Aggrieved medical students of Fatima medical college in Kadapa, Andhra Pradesh have resorted to movie style agitation climbing the electricity towers seeking justice to 20-month-old saga that is hitting local headlines daily.

What has triggered the suicidal move by the students was a Supreme Court verdict on Friday that dismissed the AP government’s memo seeking to accommodate Fatima College students nine each in 11 medical colleges of the state.

The original recognition to the college was cancelled rendering these students of 2015-16 batch of the college hit the streets and the Medical Council of India refused to allow increase in the number of seats in other colleges in the state, citing its usual administrative procedures.

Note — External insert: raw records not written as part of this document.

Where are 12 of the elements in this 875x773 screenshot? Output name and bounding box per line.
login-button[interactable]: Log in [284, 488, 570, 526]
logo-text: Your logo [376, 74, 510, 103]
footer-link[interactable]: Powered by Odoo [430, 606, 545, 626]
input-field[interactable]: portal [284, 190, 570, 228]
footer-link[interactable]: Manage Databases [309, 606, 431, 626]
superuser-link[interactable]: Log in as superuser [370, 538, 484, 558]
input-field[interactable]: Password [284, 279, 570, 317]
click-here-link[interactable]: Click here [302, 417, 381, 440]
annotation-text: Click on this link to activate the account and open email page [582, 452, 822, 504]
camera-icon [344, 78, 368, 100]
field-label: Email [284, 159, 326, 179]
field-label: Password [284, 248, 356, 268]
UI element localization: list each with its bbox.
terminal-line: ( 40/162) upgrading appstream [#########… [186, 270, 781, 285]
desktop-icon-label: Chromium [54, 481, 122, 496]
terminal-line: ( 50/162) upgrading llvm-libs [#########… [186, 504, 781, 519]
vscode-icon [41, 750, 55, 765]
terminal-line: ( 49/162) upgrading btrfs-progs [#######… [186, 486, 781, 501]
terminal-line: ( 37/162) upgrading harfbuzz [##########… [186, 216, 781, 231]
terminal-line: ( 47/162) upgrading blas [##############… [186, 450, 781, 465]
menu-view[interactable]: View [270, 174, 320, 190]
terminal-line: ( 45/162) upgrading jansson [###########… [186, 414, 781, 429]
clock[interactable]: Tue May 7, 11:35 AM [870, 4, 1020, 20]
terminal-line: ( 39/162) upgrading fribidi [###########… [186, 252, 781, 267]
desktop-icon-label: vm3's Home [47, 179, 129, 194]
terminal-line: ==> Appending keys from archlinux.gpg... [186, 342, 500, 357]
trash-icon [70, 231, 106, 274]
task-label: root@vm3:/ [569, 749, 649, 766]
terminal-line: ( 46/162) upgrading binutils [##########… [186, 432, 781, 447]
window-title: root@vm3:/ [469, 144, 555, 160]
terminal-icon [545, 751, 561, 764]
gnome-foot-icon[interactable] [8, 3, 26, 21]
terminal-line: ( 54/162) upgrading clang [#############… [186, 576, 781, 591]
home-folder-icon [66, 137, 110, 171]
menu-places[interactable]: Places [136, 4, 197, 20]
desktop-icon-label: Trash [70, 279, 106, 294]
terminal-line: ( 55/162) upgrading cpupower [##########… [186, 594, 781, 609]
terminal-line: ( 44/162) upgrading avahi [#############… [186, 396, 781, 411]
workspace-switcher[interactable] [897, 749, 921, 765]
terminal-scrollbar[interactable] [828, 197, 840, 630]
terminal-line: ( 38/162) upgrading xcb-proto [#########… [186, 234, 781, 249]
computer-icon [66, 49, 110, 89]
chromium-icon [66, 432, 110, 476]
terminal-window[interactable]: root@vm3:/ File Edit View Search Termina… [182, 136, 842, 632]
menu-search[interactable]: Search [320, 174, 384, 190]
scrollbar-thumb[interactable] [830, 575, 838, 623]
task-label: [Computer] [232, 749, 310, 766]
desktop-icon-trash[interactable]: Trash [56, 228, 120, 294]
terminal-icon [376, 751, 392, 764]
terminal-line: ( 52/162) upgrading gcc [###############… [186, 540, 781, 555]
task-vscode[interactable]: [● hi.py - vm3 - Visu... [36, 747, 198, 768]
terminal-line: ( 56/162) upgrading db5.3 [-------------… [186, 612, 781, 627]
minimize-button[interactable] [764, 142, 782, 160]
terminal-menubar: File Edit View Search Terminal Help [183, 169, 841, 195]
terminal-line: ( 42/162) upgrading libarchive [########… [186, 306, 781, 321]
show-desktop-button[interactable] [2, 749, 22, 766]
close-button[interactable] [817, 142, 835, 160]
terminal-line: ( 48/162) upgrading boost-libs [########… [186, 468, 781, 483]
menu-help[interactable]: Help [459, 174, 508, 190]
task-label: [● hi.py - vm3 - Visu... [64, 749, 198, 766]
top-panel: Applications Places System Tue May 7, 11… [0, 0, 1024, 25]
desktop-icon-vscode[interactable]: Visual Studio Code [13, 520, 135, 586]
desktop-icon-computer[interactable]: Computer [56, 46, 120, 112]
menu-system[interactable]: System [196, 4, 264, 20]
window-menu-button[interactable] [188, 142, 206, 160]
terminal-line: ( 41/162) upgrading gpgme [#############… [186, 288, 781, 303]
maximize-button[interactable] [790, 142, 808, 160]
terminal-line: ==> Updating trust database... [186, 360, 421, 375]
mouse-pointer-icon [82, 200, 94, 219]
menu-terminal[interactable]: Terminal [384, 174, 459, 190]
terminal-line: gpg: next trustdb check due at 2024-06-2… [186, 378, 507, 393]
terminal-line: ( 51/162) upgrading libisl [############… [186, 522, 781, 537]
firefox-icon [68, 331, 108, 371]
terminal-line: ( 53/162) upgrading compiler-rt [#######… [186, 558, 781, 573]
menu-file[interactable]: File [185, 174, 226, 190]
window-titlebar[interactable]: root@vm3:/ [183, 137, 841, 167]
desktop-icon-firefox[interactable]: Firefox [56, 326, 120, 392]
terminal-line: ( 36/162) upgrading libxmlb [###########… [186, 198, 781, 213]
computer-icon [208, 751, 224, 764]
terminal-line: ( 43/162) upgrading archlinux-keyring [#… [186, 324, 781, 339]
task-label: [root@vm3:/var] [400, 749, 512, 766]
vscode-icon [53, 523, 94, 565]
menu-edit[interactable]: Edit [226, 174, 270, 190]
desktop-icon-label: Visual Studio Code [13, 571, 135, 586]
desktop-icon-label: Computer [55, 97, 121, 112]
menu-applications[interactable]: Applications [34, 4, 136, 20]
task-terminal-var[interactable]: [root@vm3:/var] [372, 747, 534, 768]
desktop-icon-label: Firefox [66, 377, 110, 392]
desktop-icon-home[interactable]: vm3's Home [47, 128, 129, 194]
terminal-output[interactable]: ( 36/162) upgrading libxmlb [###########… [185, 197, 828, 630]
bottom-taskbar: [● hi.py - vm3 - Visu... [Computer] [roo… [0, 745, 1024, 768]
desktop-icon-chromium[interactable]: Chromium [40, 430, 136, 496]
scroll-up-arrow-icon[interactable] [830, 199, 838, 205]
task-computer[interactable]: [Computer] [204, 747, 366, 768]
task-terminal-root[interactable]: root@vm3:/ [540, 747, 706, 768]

With the court not allowing diverting these students to other colleges, most of them girls, their agitation on Sunday hit the headlines of the state with the students following the footsteps of recent movie “Khaidi No. 150” of Chiranjeevi, in which the desperate farmers enter the water pipes in protest bringing the entire water supply in the city to standstill.

The bench refused to the state government proposal to increase the seats this year and reduce them next year. Though the counsel for AP government, Gourav Benerjee, said the proposal was in the interest of the students and their future, the court declined to interfere in the issue.

The fate of 99 students of Fathima Institute of Medical Sciences (FIMS) in Kadapa, Andhra Pradesh, has been hanging in balance for the last 20 months and even the state Opposition leader Jaganmohan Reddy (Jagan) visited the students recently extending his support.

“Just to favour the college management of private universities, Naidu’s government has refused to forgo 100 seats in the next academic year as advised by the Supreme Court. The Supreme Court’s judgement has obviously not been positive,” Jagan noted.

Ironic but it happened in a rude way for the students when they were abruptly told in April, 2016, almost nine months into their course, that their college was derecognised, and that their admissions were null and void.

The problem worsened when the MCI refused the state government’s proposal to relocate the students to other medical colleges across the state. The Supreme Court too dismissed a case filed by the Andhra Pradesh government on behalf of the students of FIMS last Friday.

Now the AP government is facing the “suicide” threats from the students with MCI in Delhi being placed far away from the scene of protests. Who will be responsible for the future of these students? Why didn’t the government, the MCI and courts stop the Fatima College not to take in students when their recognition was facing dilemma?